The IJS is now in its 10th season (9th full); following the Olympic season, it will have been in place for an entire decade. I have written here before about some of the effects I feel it has had on skating, both positive and negative. I view the off-season after the Olympics as a good point in time for the relevant people at the ISU to take a step back and look at what it’s accomplishing and what it isn't, and make a more serious effort to put together a system that can reward great skating without overly constraining it. The current approach of minor off-season tinkering and making changes as new problems arise has resulted in a system that’s too complex, and is reactive rather than proactive when it comes to promoting good skating. In my opinion, the core should be retained – element values, the idea of GOEs and PCS, rewarding rather than punishing – but there’s a lot that can be improved. Below are some of the questions I think should be considered; note that I’m not necessarily advocating any specific solutions.

Preface: I think skating is both a sport and an art, and much of this has to do with how to best combine and balance these two aspects, which can be contradictory at times.

1. How do we best differentiate the short program from the free skate?
2. Is there a better way to balance between difficulty and execution when scoring elements?
I think having fewer level-based elements and more leeway with the GOEs (provided they are properly marked) would be a step in the right direction. This seems to be working with the choreographic step sequences.

3. Is difficulty the most important criterion in judging an element? What role should the quality and the aesthetic side of it play?
4. Are difficulty and quantity the most important considerations when evaluating linking movements and program construction (beyond the actual elements)?
There is so much focus on transitions, who has more of them, etc., and sometimes I miss seeing skaters doing simpler linking movements/moves in the field, or doing fewer of them but holding positions and showing beautiful lines and gliding. This does not have to make a program “empty” – we need to look at quality and not just quantity (and difficulty, or even intricacy).

I am not about to count how many transitions Janet Lynn did.

5. How do we ensure good distribution of various elements in the program without constraining program construction?
Maybe a sliding bonus scale rather than a two-half split would help?

6. In scoring step sequences, should the emphasis be on footwork or on upper body movement?
This is figure skating, not tai chi. The edge work should matter the most.

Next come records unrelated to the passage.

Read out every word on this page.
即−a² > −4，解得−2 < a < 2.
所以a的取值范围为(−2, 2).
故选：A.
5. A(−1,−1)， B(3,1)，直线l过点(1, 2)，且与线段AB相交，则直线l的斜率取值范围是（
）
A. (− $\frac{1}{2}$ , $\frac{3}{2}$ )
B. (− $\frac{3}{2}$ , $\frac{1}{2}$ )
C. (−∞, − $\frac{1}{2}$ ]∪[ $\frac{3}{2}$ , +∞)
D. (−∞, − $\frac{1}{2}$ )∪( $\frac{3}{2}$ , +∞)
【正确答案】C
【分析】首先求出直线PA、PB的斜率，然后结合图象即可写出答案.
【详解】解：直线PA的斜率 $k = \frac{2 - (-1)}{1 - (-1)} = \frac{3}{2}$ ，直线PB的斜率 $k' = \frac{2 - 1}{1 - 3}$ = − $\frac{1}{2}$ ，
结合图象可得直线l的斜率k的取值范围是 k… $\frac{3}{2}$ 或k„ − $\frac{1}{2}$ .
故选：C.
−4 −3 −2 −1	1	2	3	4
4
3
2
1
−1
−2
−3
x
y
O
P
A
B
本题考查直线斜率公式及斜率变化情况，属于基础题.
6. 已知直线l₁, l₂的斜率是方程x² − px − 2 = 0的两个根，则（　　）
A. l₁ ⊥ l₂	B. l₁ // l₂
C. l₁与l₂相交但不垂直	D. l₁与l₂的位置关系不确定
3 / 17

7. How do we encourage more variety of jumps and more difficult combinations and sequences?
Perhaps a good approach would be to consider combinations as a single element worth a certain base value, rather than a combination of parts. A 4-3 and solo triple in the SP are worth as much as a 3-3 and solo quad, even though the former layout is clearly more difficult; actually, it can be worth less, because it's harder to take advantage of the second half bonus for the combination when it's a 4-3. How is this reflective of actual difficulty? And while we're at it, why are skaters not penalized for doing their solo SP quads out of no steps whatsoever?

8. Are the five existing components the best way to reward the non-element aspects of the program?
I’d like to see three or four components, and have them switched around so that maybe they won’t be so clustered around the skating skills mark. Do away with the corridor and encourage variation between the component scores if warranted. And stop tying them to the technical difficulty. Jonathan Cassar may not have had a 3A or a quad, but he shouldn't have been out-PCS'd by so many skaters.

9. Skating performances can be more than the sum of their parts; is there any way the scoring can reflect that?
Or maybe the first component scored should be P&E, which is the closest thing to “more than the sum of its parts”.

More than the sum of its parts.

10. Why are there variations in PCS marking between the disciplines? Shouldn't the 10-point scale be used in a similar way across disciplines?
In other words – why are ice dancers getting high 9s and 10s while the ladies can’t really get out of the 8s? How can anyone have looked at Carolina Kostner's programs last season and not broken out the 9s and high 8s?
11. Is the short dance a necessary evil?
No, it is not. Bring back the CDs and/or OSPs!

Bring it back, I say!

Where do you stand when it comes to the current scoring system? Does it need tinkering, an overhaul, or absolutely no changes? Have I missed any important points that should be considered in evaluating the system and the programs it rewards?